- Material: bronze
- Size: 6.5 x 1.6 x 3.8 cm
- Created: 6th–5th centuries BC
- Discovered: Ayrum, Armenia
- Present location: History Museum of Armenia
- Identification: 2225-26

= Statuette of a Wolf (6th–5th centuries BC, Ayrum) =

Bronze cast figure

Statuette of a Wolf, from the 6th to 5th centuries BC, is a bronze cast figure discovered in Ayrum, Armenia. It is included in the History Museum of Armenia's collection under the number 2225-26.

== Description ==
Around the hole, there are considerate eyes, and a round snout linearly decorated. The wolf's mouth is open, showing its enormous teeth. The animal has a tense posture, its front legs are stretched in front, and its back legs are slightly bent. The paws include claws. The tail is long, with a curled tip. The wolf and the dog are associated with the underworld.

== Worship ==
Armenia's ancient belief of dogs was attributed to them being a guide for the dead souls towards the underworld and their ability to revive the dead. The statuette is, of course, for worship and portrays mythical creatures. Deities with the head of a dog, whose ancient Armenian pantheon were linked with death and the beliefs of resurrection.

== Legend ==
From the ancient stories about the Aralezs, with the addition of Movses Khorenatsi, the legends about Ara the Beautiful and Semiramis were introduced.
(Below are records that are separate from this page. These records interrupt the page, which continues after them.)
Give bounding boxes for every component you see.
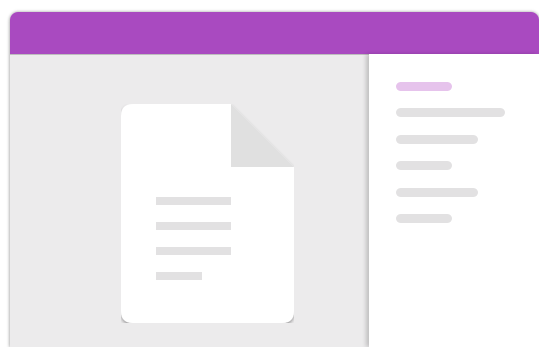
document-fold [231, 104, 294, 167]
nav-item[interactable] [396, 135, 478, 144]
document-text-line [156, 222, 231, 230]
document-icon [121, 104, 294, 323]
nav-item[interactable] [396, 188, 478, 197]
app-window [10, 12, 539, 347]
nav-item[interactable] [396, 108, 505, 117]
document-sheet [121, 104, 294, 323]
title-bar [10, 12, 539, 54]
nav-item-selected[interactable] [396, 82, 452, 91]
document-text-line [156, 197, 231, 205]
nav-item[interactable] [396, 161, 452, 170]
nav-item[interactable] [396, 214, 452, 223]
content-pane [10, 54, 369, 347]
document-text-line [156, 272, 202, 280]
document-text-line [156, 247, 231, 255]
navigation-pane [369, 54, 539, 347]
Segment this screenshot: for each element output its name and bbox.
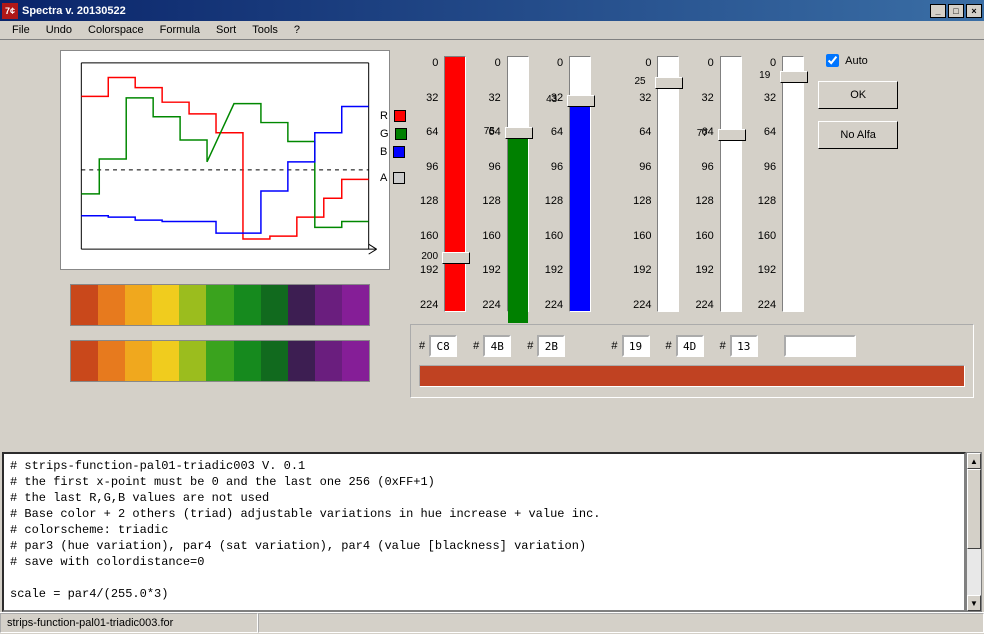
legend-a-label: A	[380, 172, 387, 184]
legend-g-label: G	[380, 128, 389, 140]
slider-6[interactable]	[782, 56, 804, 312]
statusbar: strips-function-pal01-triadic003.for	[0, 612, 984, 634]
slider-6-thumb[interactable]	[780, 71, 808, 83]
hex-prefix-4: #	[611, 340, 617, 352]
scroll-thumb[interactable]	[967, 469, 981, 549]
hex-input-r[interactable]	[429, 335, 457, 357]
maximize-button[interactable]: □	[948, 4, 964, 18]
hex-prefix-6: #	[720, 340, 726, 352]
slider-4-thumb[interactable]	[655, 77, 683, 89]
menubar: File Undo Colorspace Formula Sort Tools …	[0, 21, 984, 40]
color-swatch-input[interactable]	[784, 335, 856, 357]
legend-g-swatch	[395, 128, 407, 140]
sliders: 0326496128160192224 0326496128160192224 …	[410, 50, 814, 318]
slider-5-thumb[interactable]	[718, 129, 746, 141]
scroll-down-button[interactable]: ▼	[967, 595, 981, 611]
menu-sort[interactable]: Sort	[208, 22, 244, 38]
legend-r-swatch	[394, 110, 406, 122]
hex-input-6[interactable]	[730, 335, 758, 357]
hex-prefix-r: #	[419, 340, 425, 352]
slider-b-thumb[interactable]	[567, 95, 595, 107]
app-icon: 7¢	[2, 3, 18, 19]
noalfa-button[interactable]: No Alfa	[818, 121, 898, 149]
status-rest	[258, 613, 984, 633]
menu-formula[interactable]: Formula	[152, 22, 208, 38]
slider-r[interactable]	[444, 56, 466, 312]
rgb-graph	[60, 50, 390, 270]
slider-g-thumb[interactable]	[505, 127, 533, 139]
titlebar: 7¢ Spectra v. 20130522 _ □ ×	[0, 0, 984, 21]
window-buttons: _ □ ×	[928, 4, 982, 18]
legend-r-label: R	[380, 110, 388, 122]
ok-button[interactable]: OK	[818, 81, 898, 109]
menu-help[interactable]: ?	[286, 22, 308, 38]
hex-prefix-b: #	[527, 340, 533, 352]
slider-4[interactable]	[657, 56, 679, 312]
slider-5[interactable]	[720, 56, 742, 312]
slider-r-thumb[interactable]	[442, 252, 470, 264]
status-filename: strips-function-pal01-triadic003.for	[0, 613, 258, 633]
legend-b-label: B	[380, 146, 387, 158]
scrollbar: ▲ ▼	[966, 452, 982, 612]
scroll-track[interactable]	[967, 469, 981, 595]
legend: R G B A	[380, 110, 407, 190]
legend-a-swatch	[393, 172, 405, 184]
menu-colorspace[interactable]: Colorspace	[80, 22, 152, 38]
script-textarea[interactable]: # strips-function-pal01-triadic003 V. 0.…	[2, 452, 966, 612]
hex-input-5[interactable]	[676, 335, 704, 357]
legend-b-swatch	[393, 146, 405, 158]
result-color-bar	[419, 365, 965, 387]
auto-checkbox[interactable]	[826, 54, 839, 67]
menu-tools[interactable]: Tools	[244, 22, 286, 38]
hex-input-g[interactable]	[483, 335, 511, 357]
slider-b[interactable]	[569, 56, 591, 312]
slider-g[interactable]	[507, 56, 529, 312]
hex-inputs-panel: # # # # # #	[410, 324, 974, 398]
scroll-up-button[interactable]: ▲	[967, 453, 981, 469]
auto-label: Auto	[845, 55, 868, 67]
hex-prefix-5: #	[666, 340, 672, 352]
graph-canvas	[61, 51, 389, 269]
window-title: Spectra v. 20130522	[22, 5, 928, 17]
menu-undo[interactable]: Undo	[38, 22, 80, 38]
hex-input-b[interactable]	[537, 335, 565, 357]
palette-strip-2	[70, 340, 370, 382]
menu-file[interactable]: File	[4, 22, 38, 38]
close-button[interactable]: ×	[966, 4, 982, 18]
palette-strip-1	[70, 284, 370, 326]
hex-input-4[interactable]	[622, 335, 650, 357]
hex-prefix-g: #	[473, 340, 479, 352]
minimize-button[interactable]: _	[930, 4, 946, 18]
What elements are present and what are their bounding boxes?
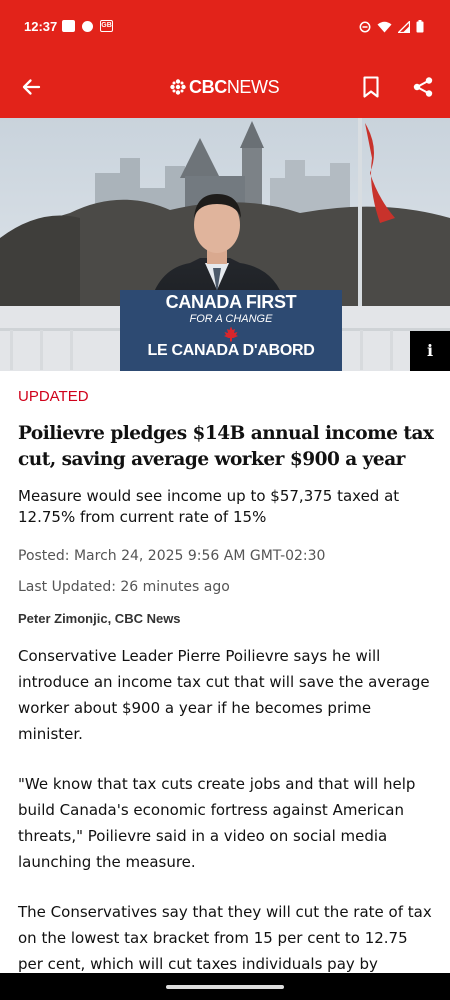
logo-regular-text: NEWS <box>226 76 280 97</box>
status-notifications: GB <box>62 20 113 32</box>
home-gesture-handle[interactable] <box>166 985 284 989</box>
share-icon <box>413 77 433 97</box>
article-deck: Measure would see income up to $57,375 t… <box>18 487 400 526</box>
bookmark-button[interactable] <box>353 69 389 105</box>
hero-image[interactable]: CANADA FIRST FOR A CHANGE LE CANADA D'AB… <box>0 118 450 371</box>
notification-icon <box>62 20 75 32</box>
do-not-disturb-icon <box>359 21 371 32</box>
podium-sign: CANADA FIRST FOR A CHANGE LE CANADA D'AB… <box>120 290 342 371</box>
last-updated-timestamp: Last Updated: 26 minutes ago <box>18 579 230 595</box>
app-icon <box>82 20 93 32</box>
posted-timestamp: Posted: March 24, 2025 9:56 AM GMT-02:30 <box>18 548 326 564</box>
logo-bold-text: CBC <box>189 76 227 97</box>
article-headline: Poilievre pledges $14B annual income tax… <box>18 423 434 470</box>
battery-icon <box>416 20 424 33</box>
signal-icon <box>398 20 410 33</box>
updated-label: UPDATED <box>18 388 89 405</box>
status-time: 12:37 <box>24 19 58 34</box>
image-info-button[interactable]: i <box>410 331 450 371</box>
share-button[interactable] <box>405 69 441 105</box>
maple-leaf-icon <box>224 326 238 342</box>
article-paragraph: Conservative Leader Pierre Poilievre say… <box>18 647 430 743</box>
status-system-icons <box>359 20 424 33</box>
article-paragraph: "We know that tax cuts create jobs and t… <box>18 775 416 871</box>
gb-icon: GB <box>100 20 113 32</box>
back-button[interactable] <box>13 69 49 105</box>
wifi-icon <box>377 21 392 32</box>
arrow-left-icon <box>22 79 41 95</box>
system-navigation-bar <box>0 973 450 1000</box>
bookmark-icon <box>363 76 379 98</box>
gb-label: GB <box>101 22 112 29</box>
article-byline: Peter Zimonjic, CBC News <box>18 611 181 626</box>
cbc-gem-icon <box>170 79 186 95</box>
cbc-news-logo: CBCNEWS <box>170 76 280 98</box>
status-bar: 12:37 GB <box>0 0 450 56</box>
article-paragraph: The Conservatives say that they will cut… <box>18 903 432 973</box>
podium-line-1: CANADA FIRST <box>165 292 297 312</box>
podium-line-3: LE CANADA D'ABORD <box>147 342 315 359</box>
podium-line-2: FOR A CHANGE <box>189 313 273 325</box>
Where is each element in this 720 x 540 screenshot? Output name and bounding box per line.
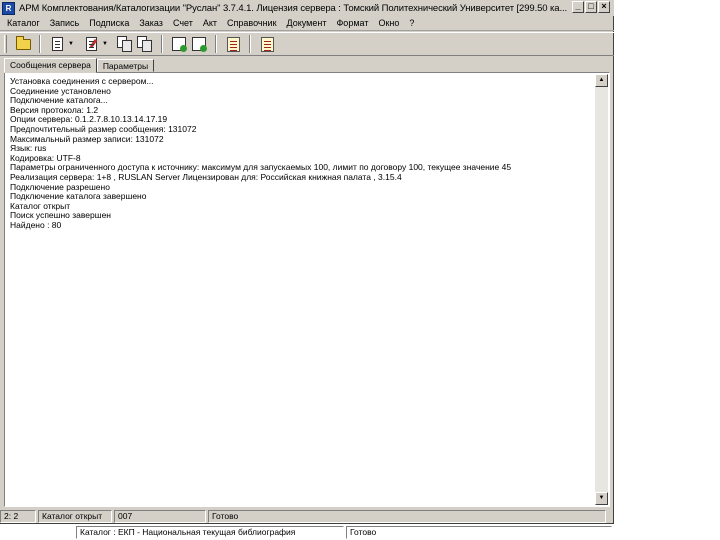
menu-act[interactable]: Акт bbox=[198, 18, 222, 28]
log-line: Поиск успешно завершен bbox=[10, 210, 111, 221]
edit-document-icon bbox=[85, 37, 97, 51]
toolbar-separator bbox=[39, 35, 41, 53]
window-title: АРМ Комплектования/Каталогизации "Руслан… bbox=[19, 2, 568, 14]
copy-icon bbox=[117, 36, 133, 52]
server-messages-log: Установка соединения с сервером... Соеди… bbox=[6, 74, 595, 505]
status-bar: 2: 2 Каталог открыт 007 Готово bbox=[0, 510, 614, 523]
menu-invoice[interactable]: Счет bbox=[168, 18, 198, 28]
menu-help[interactable]: ? bbox=[404, 18, 419, 28]
vertical-scrollbar[interactable]: ▲ ▼ bbox=[595, 74, 608, 505]
main-window: R АРМ Комплектования/Каталогизации "Русл… bbox=[0, 0, 614, 524]
tab-parameters[interactable]: Параметры bbox=[96, 59, 155, 72]
compare-icon bbox=[137, 36, 153, 52]
minimize-button[interactable]: _ bbox=[572, 1, 584, 13]
open-catalog-button[interactable] bbox=[13, 34, 33, 54]
folder-icon bbox=[15, 35, 31, 50]
close-button[interactable]: × bbox=[598, 1, 610, 13]
app-icon[interactable]: R bbox=[2, 1, 15, 15]
status-count: 007 bbox=[114, 510, 206, 523]
menu-format[interactable]: Формат bbox=[331, 18, 373, 28]
edit-record-dropdown[interactable]: ▼ bbox=[101, 34, 109, 54]
title-bar[interactable]: R АРМ Комплектования/Каталогизации "Русл… bbox=[0, 0, 614, 16]
status-position: 2: 2 bbox=[0, 510, 36, 523]
secondary-status-bar: Каталог : ЕКП - Национальная текущая биб… bbox=[76, 526, 614, 539]
list-icon bbox=[260, 36, 274, 52]
new-record-button[interactable] bbox=[47, 34, 67, 54]
status-ready: Готово bbox=[208, 510, 606, 523]
menu-bar: Каталог Запись Подписка Заказ Счет Акт С… bbox=[0, 16, 614, 31]
status-catalog-state: Каталог открыт bbox=[38, 510, 112, 523]
document-icon bbox=[51, 37, 63, 51]
report-icon bbox=[226, 36, 240, 52]
copy-records-button[interactable] bbox=[115, 34, 135, 54]
status-ready-secondary: Готово bbox=[346, 526, 612, 539]
compare-records-button[interactable] bbox=[135, 34, 155, 54]
maximize-button[interactable]: □ bbox=[585, 1, 597, 13]
menu-order[interactable]: Заказ bbox=[134, 18, 168, 28]
menu-record[interactable]: Запись bbox=[45, 18, 85, 28]
edit-record-button[interactable] bbox=[81, 34, 101, 54]
menu-document[interactable]: Документ bbox=[282, 18, 332, 28]
toolbar-grip[interactable] bbox=[4, 35, 7, 53]
log-line: Подключение каталога завершено bbox=[10, 191, 147, 202]
check-document-icon bbox=[172, 37, 187, 52]
toolbar-separator bbox=[161, 35, 163, 53]
report-button[interactable] bbox=[223, 34, 243, 54]
log-line: Язык: rus bbox=[10, 143, 47, 154]
scroll-down-button[interactable]: ▼ bbox=[595, 492, 608, 505]
log-line: Максимальный размер записи: 131072 bbox=[10, 133, 164, 144]
tab-strip: Сообщения сервера Параметры bbox=[4, 58, 155, 73]
window-controls: _ □ × bbox=[572, 1, 610, 13]
toolbar-separator bbox=[249, 35, 251, 53]
server-messages-panel[interactable]: Установка соединения с сервером... Соеди… bbox=[4, 72, 610, 507]
check-button[interactable] bbox=[169, 34, 189, 54]
send-document-icon bbox=[192, 37, 207, 52]
menu-window[interactable]: Окно bbox=[373, 18, 404, 28]
tab-server-messages[interactable]: Сообщения сервера bbox=[4, 58, 97, 73]
send-button[interactable] bbox=[189, 34, 209, 54]
menu-subscription[interactable]: Подписка bbox=[84, 18, 134, 28]
status-current-catalog: Каталог : ЕКП - Национальная текущая биб… bbox=[76, 526, 344, 539]
list-button[interactable] bbox=[257, 34, 277, 54]
menu-catalog[interactable]: Каталог bbox=[0, 18, 45, 28]
toolbar-separator bbox=[215, 35, 217, 53]
log-line: Найдено : 80 bbox=[10, 219, 62, 230]
toolbar: ▼ ▼ bbox=[0, 32, 614, 56]
scroll-up-button[interactable]: ▲ bbox=[595, 74, 608, 87]
menu-reference[interactable]: Справочник bbox=[222, 18, 282, 28]
new-record-dropdown[interactable]: ▼ bbox=[67, 34, 75, 54]
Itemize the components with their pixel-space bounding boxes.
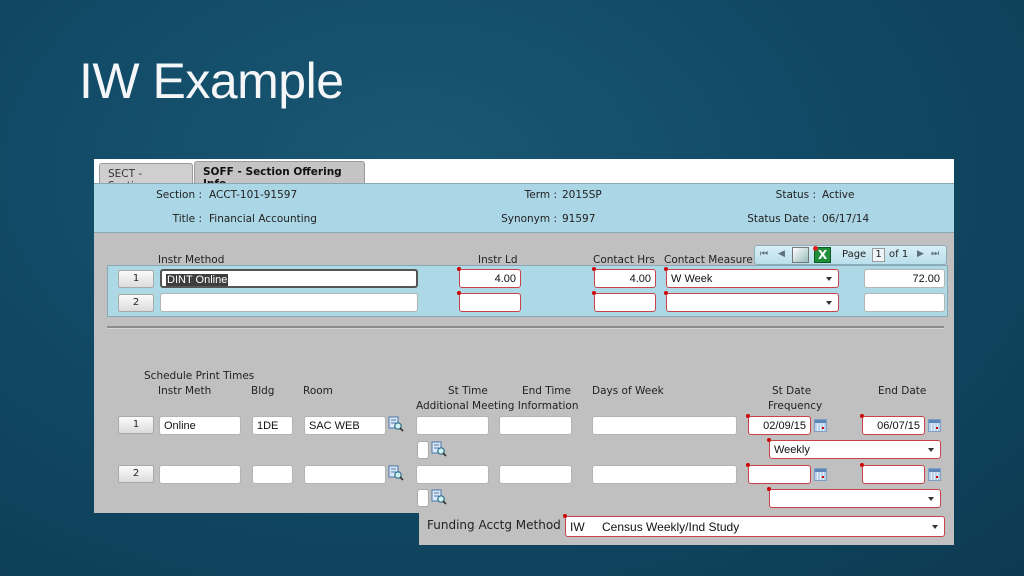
- additional-info-lookup-icon[interactable]: [431, 441, 447, 457]
- section-header: Section : ACCT-101-91597 Title : Financi…: [94, 183, 954, 233]
- chevron-down-icon: [928, 497, 934, 501]
- additional-info-checkbox-1[interactable]: [417, 441, 429, 459]
- instr-method-field-2[interactable]: [160, 293, 418, 312]
- funding-acctg-panel: Funding Acctg Method IW Census Weekly/In…: [419, 513, 954, 545]
- col-room: Room: [303, 385, 333, 397]
- instr-ld-field-2[interactable]: [459, 293, 521, 312]
- col-end-date: End Date: [878, 385, 927, 397]
- synonym-label: Synonym :: [501, 213, 557, 225]
- days-of-week-field-2[interactable]: [592, 465, 737, 484]
- slide-title: IW Example: [79, 53, 344, 109]
- col-additional-meeting-info: Additional Meeting Information: [416, 400, 579, 412]
- status-value: Active: [822, 189, 855, 201]
- room-field-1[interactable]: SAC WEB: [304, 416, 386, 435]
- row-2-button[interactable]: 2: [118, 294, 154, 312]
- instr-method-grid: 1 DINT Online 4.00 4.00 W Week 72.00 2: [107, 265, 948, 317]
- col-instr-meth: Instr Meth: [158, 385, 212, 397]
- grid-view-button[interactable]: [792, 247, 809, 263]
- col-bldg: Bldg: [251, 385, 275, 397]
- term-label: Term :: [524, 189, 557, 201]
- title-label: Title :: [172, 213, 202, 225]
- section-label: Section :: [156, 189, 202, 201]
- status-date-value: 06/17/14: [822, 213, 870, 225]
- end-time-field-1[interactable]: [499, 416, 572, 435]
- schedule-print-times-label: Schedule Print Times: [144, 370, 255, 382]
- bldg-field-2[interactable]: [252, 465, 293, 484]
- col-frequency: Frequency: [768, 400, 823, 412]
- days-of-week-field-1[interactable]: [592, 416, 737, 435]
- room-lookup-icon[interactable]: [388, 465, 404, 481]
- end-date-field-2[interactable]: [862, 465, 925, 484]
- frequency-select-2[interactable]: [769, 489, 941, 508]
- tab-sect-sections[interactable]: SECT - Sections: [99, 163, 193, 192]
- instr-method-value-1: DINT Online: [166, 274, 229, 286]
- schedule-row-2-button[interactable]: 2: [118, 465, 154, 483]
- chevron-down-icon: [928, 448, 934, 452]
- funding-code: IW: [570, 520, 585, 534]
- grid-pager: ⏮ ◀ Page 1 of 1 ▶ ⏭: [754, 245, 947, 265]
- st-time-field-1[interactable]: [416, 416, 489, 435]
- instr-meth-field-1[interactable]: Online: [159, 416, 241, 435]
- col-days-of-week: Days of Week: [592, 385, 664, 397]
- status-label: Status :: [775, 189, 816, 201]
- funding-acctg-method-label: Funding Acctg Method: [427, 518, 561, 532]
- synonym-value: 91597: [562, 213, 596, 225]
- tab-bar: SECT - Sections SOFF - Section Offering …: [94, 159, 954, 192]
- st-date-field-1[interactable]: 02/09/15: [748, 416, 811, 435]
- title-value: Financial Accounting: [209, 213, 317, 225]
- contact-hrs-field-1[interactable]: 4.00: [594, 269, 656, 288]
- contact-measure-select-2[interactable]: [666, 293, 839, 312]
- funding-description: Census Weekly/Ind Study: [602, 520, 740, 534]
- page-label: Page: [842, 249, 867, 260]
- section-value: ACCT-101-91597: [209, 189, 298, 201]
- col-end-time: End Time: [522, 385, 571, 397]
- next-page-icon[interactable]: ▶: [917, 249, 924, 259]
- bldg-field-1[interactable]: 1DE: [252, 416, 293, 435]
- row-1-button[interactable]: 1: [118, 270, 154, 288]
- tab-soff-section-offering-info[interactable]: SOFF - Section Offering Info: [194, 161, 365, 190]
- status-date-label: Status Date :: [747, 213, 816, 225]
- instr-meth-field-2[interactable]: [159, 465, 241, 484]
- chevron-down-icon: [932, 525, 938, 529]
- end-date-field-1[interactable]: 06/07/15: [862, 416, 925, 435]
- calendar-icon[interactable]: [814, 419, 827, 432]
- instr-method-field-1[interactable]: DINT Online: [160, 269, 418, 288]
- total-hours-field-2[interactable]: [864, 293, 945, 312]
- export-excel-icon[interactable]: [813, 246, 831, 263]
- last-page-icon[interactable]: ⏭: [931, 249, 939, 259]
- end-time-field-2[interactable]: [499, 465, 572, 484]
- funding-acctg-method-select[interactable]: IW Census Weekly/Ind Study: [565, 516, 945, 537]
- frequency-select-1[interactable]: Weekly: [769, 440, 941, 459]
- calendar-icon[interactable]: [928, 419, 941, 432]
- total-hours-field-1[interactable]: 72.00: [864, 269, 945, 288]
- schedule-row-1-button[interactable]: 1: [118, 416, 154, 434]
- room-lookup-icon[interactable]: [388, 416, 404, 432]
- prev-page-icon[interactable]: ◀: [778, 249, 785, 259]
- term-value: 2015SP: [562, 189, 602, 201]
- chevron-down-icon: [826, 277, 832, 281]
- contact-measure-select-1[interactable]: W Week: [666, 269, 839, 288]
- col-st-date: St Date: [772, 385, 812, 397]
- st-time-field-2[interactable]: [416, 465, 489, 484]
- calendar-icon[interactable]: [928, 468, 941, 481]
- page-count: of 1: [889, 249, 909, 260]
- room-field-2[interactable]: [304, 465, 386, 484]
- first-page-icon[interactable]: ⏮: [760, 249, 768, 259]
- contact-measure-value-1: W Week: [671, 273, 713, 285]
- page-number-input[interactable]: 1: [872, 248, 885, 262]
- section-divider: [107, 326, 944, 329]
- calendar-icon[interactable]: [814, 468, 827, 481]
- chevron-down-icon: [826, 301, 832, 305]
- contact-hrs-field-2[interactable]: [594, 293, 656, 312]
- frequency-value-1: Weekly: [774, 444, 810, 456]
- col-st-time: St Time: [448, 385, 488, 397]
- colleague-form: SECT - Sections SOFF - Section Offering …: [94, 159, 954, 513]
- additional-info-checkbox-2[interactable]: [417, 489, 429, 507]
- st-date-field-2[interactable]: [748, 465, 811, 484]
- additional-info-lookup-icon[interactable]: [431, 489, 447, 505]
- instr-ld-field-1[interactable]: 4.00: [459, 269, 521, 288]
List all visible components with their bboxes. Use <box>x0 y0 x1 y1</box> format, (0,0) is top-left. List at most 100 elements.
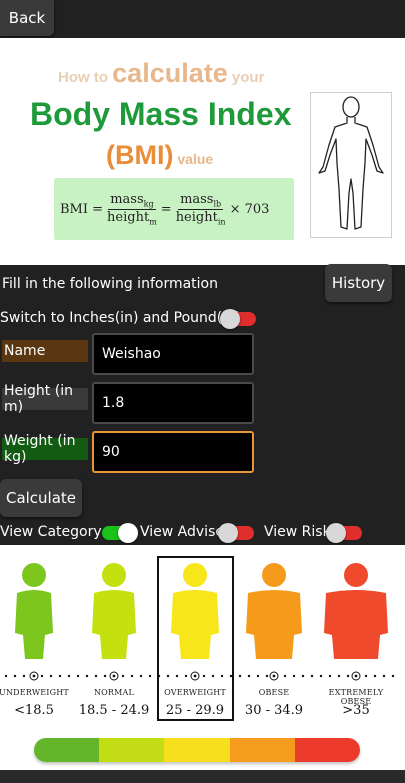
banner-how-to: How to <box>58 69 113 86</box>
category-dotted-line <box>4 671 395 681</box>
category-name: OBESE <box>258 688 290 697</box>
dot <box>166 674 170 678</box>
dot <box>292 674 296 678</box>
weight-label: Weight (in kg) <box>2 433 88 465</box>
banner-headline: How to calculate your <box>58 58 264 89</box>
calculate-button[interactable]: Calculate <box>0 479 82 517</box>
dot <box>148 674 152 678</box>
dot <box>139 674 143 678</box>
category-name: UNDERWEIGHT <box>0 688 69 697</box>
name-input[interactable] <box>92 333 254 375</box>
dot <box>382 674 386 678</box>
formula-num-imperial: masslb <box>178 191 224 210</box>
dot <box>202 674 206 678</box>
category-range: <18.5 <box>14 703 54 718</box>
formula-lhs: BMI = <box>60 201 104 217</box>
dot <box>157 674 161 678</box>
dot <box>319 674 323 678</box>
formula-den2-sub: in <box>217 217 226 227</box>
dot <box>49 674 53 678</box>
category-range: 18.5 - 24.9 <box>78 703 150 718</box>
bmi-banner-image: How to calculate your Body Mass Index (B… <box>0 38 405 265</box>
person-figure-icon <box>318 563 394 667</box>
dot <box>22 674 26 678</box>
view-category-label: View Category <box>0 524 102 540</box>
formula-num1: mass <box>110 191 144 207</box>
banner-bmi: (BMI) <box>106 140 174 170</box>
weight-input[interactable] <box>92 431 254 473</box>
view-category-toggle[interactable] <box>102 523 138 543</box>
category-marker-center <box>112 674 116 678</box>
category-name: OVERWEIGHT <box>164 688 226 697</box>
dot <box>337 674 341 678</box>
dot <box>256 674 260 678</box>
bottom-strip <box>0 770 405 783</box>
banner-value: value <box>173 151 214 167</box>
dot <box>310 674 314 678</box>
gradient-segment <box>229 738 295 762</box>
gradient-segment <box>164 738 230 762</box>
banner-your: your <box>227 69 265 86</box>
unit-switch-toggle[interactable] <box>220 309 256 329</box>
bmi-formula: BMI = masskg heightm = masslb heightin ×… <box>54 178 294 240</box>
dot <box>4 674 8 678</box>
back-button[interactable]: Back <box>0 0 54 36</box>
banner-title: Body Mass Index <box>30 96 292 132</box>
toggle-knob <box>218 523 238 543</box>
history-button[interactable]: History <box>325 264 392 302</box>
dot <box>85 674 89 678</box>
dot <box>13 674 17 678</box>
formula-num-metric: masskg <box>108 191 156 210</box>
formula-den1: height <box>107 209 150 225</box>
dot <box>229 674 233 678</box>
height-input[interactable] <box>92 382 254 424</box>
view-risk-label: View Risk <box>264 524 331 540</box>
dot <box>373 674 377 678</box>
dot <box>364 674 368 678</box>
dot <box>130 674 134 678</box>
bmi-gradient-bar <box>34 738 360 762</box>
name-label: Name <box>2 340 88 362</box>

Accordingly, the Assyrian Queen Semiramis, fascinated by the beauty of the Armenian King Ara, was trying to send him gifts. Rejected, Semiramis decided to achieve her goal using a gun. During the battle, Ara the Beautiful is killed. Distraught, Semiramis gives Ara the Beautiful's body to the Aralezs to lick his wounds in an effort to revive him.